On the advertising side of the business, we don't want to become a premium video content broadcasting destination and charge for ads the way TV does. That's not who we are.

In the world of online video, vernacular content is deemed to be the next big thing in India. How do you plan to source it? And what type of vernacular content tops your list?

Today Facebook is available in 12 languages. We believe language and local content will drive growth on the internet in India. In our media team, we have people across the length and breadth of India sourcing content and working with publishers of content in regional languages, including Malayalam, Telugu, Marathi, Bengali, Gujarati, Tamil... We're also sourcing news content from all regional publishers and work with around 11 language publishers today. We work with them not just for video but also for static content. For example, we encourage them to write more instant articles on Facebook.

So there'll be a lot of language-based targetting, going forward. Today, I don't think anyone has cracked the local language paradigm on content in India. We're working with studios, publications and news agencies for this content.

Astrology, Bollywood, cricket and divinity (ABCD) - efforts are towards getting content across these four types.

(This interview first appeared in afaqs! Reporter earlier this month)

A Note From the Editor

What's the first thing an Indian from a small town does when he gets his hands on an internet-enabled mobile phone? He gets WhatsApp and Facebook. What's the next thing he does? He discovers video. What kind of video does he watch? Entertainment content. Then, he starts looking for information about a specific subject, a subject that's important to his life at that point in time. Finally, he moves on to using the device to look for a job.

This behaviour, according to Umang Bedi, managing director, Facebook, India and South Asia, is typical of the average Indian with the power of the internet in his palm.
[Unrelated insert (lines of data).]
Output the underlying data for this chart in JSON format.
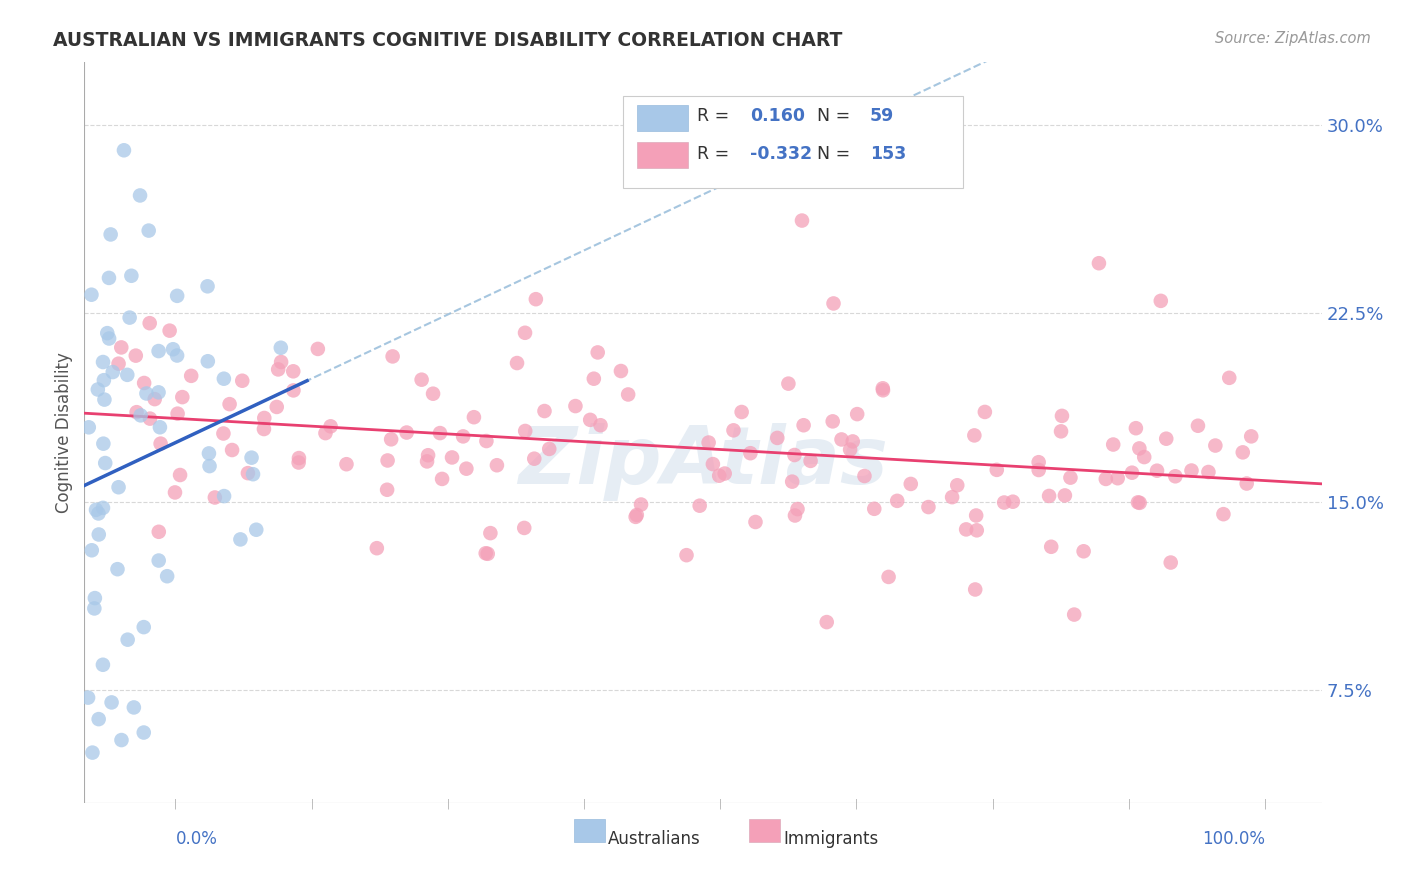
{
  "title": "AUSTRALIAN VS IMMIGRANTS COGNITIVE DISABILITY CORRELATION CHART",
  "source": "Source: ZipAtlas.com",
  "ylabel": "Cognitive Disability",
  "yticks": [
    0.075,
    0.15,
    0.225,
    0.3
  ],
  "ytick_labels": [
    "7.5%",
    "15.0%",
    "22.5%",
    "30.0%"
  ],
  "xmin": 0.0,
  "xmax": 1.0,
  "ymin": 0.03,
  "ymax": 0.325,
  "r_aus": 0.16,
  "n_aus": 59,
  "r_imm": -0.332,
  "n_imm": 153,
  "color_aus": "#a8c8e8",
  "color_imm": "#f4a0b8",
  "trendline_aus_color": "#3060c0",
  "trendline_imm_color": "#e84070",
  "trendline_dashed_color": "#90b8d8",
  "watermark_color": "#c8d8e8",
  "background_color": "#ffffff",
  "grid_color": "#d8d8d8"
}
As the head of a giant tech ship in this market, Umang has to know all kinds of consumer behaviour patterns that influence his business.

In this interview, conducted at his colourful office in Mumbai, Umang spoke to me about Facebook's relationship with its clients - brand marketers who spend precious media money on the platform - and agency partners. The latter, in his view, are a bunch of highly stressed out professionals who ought to be empathised with more, by the way.

Another interesting discussion we had was around Facebook video. Umang is not afraid to answer questions that have the word YouTube in them.

While on the subject, I also asked Umang to answer a pertinent question that came up a lot during vdonxt asia, our recently held conference around the business of online video, where his colleague Saurabh Doshi (head, media partnerships, Facebook) spoke about how online video and social media are impacting one another. 'In India, where will the next 100 million consumers of digital video come from?' was the question.

According to Umang, they'll come from tier 2 and 3 towns. Rural India, he clarified, will remain a 4G-enabled feature phone market. They will have high speed data but will not use it for high bandwidth content, goes his prediction.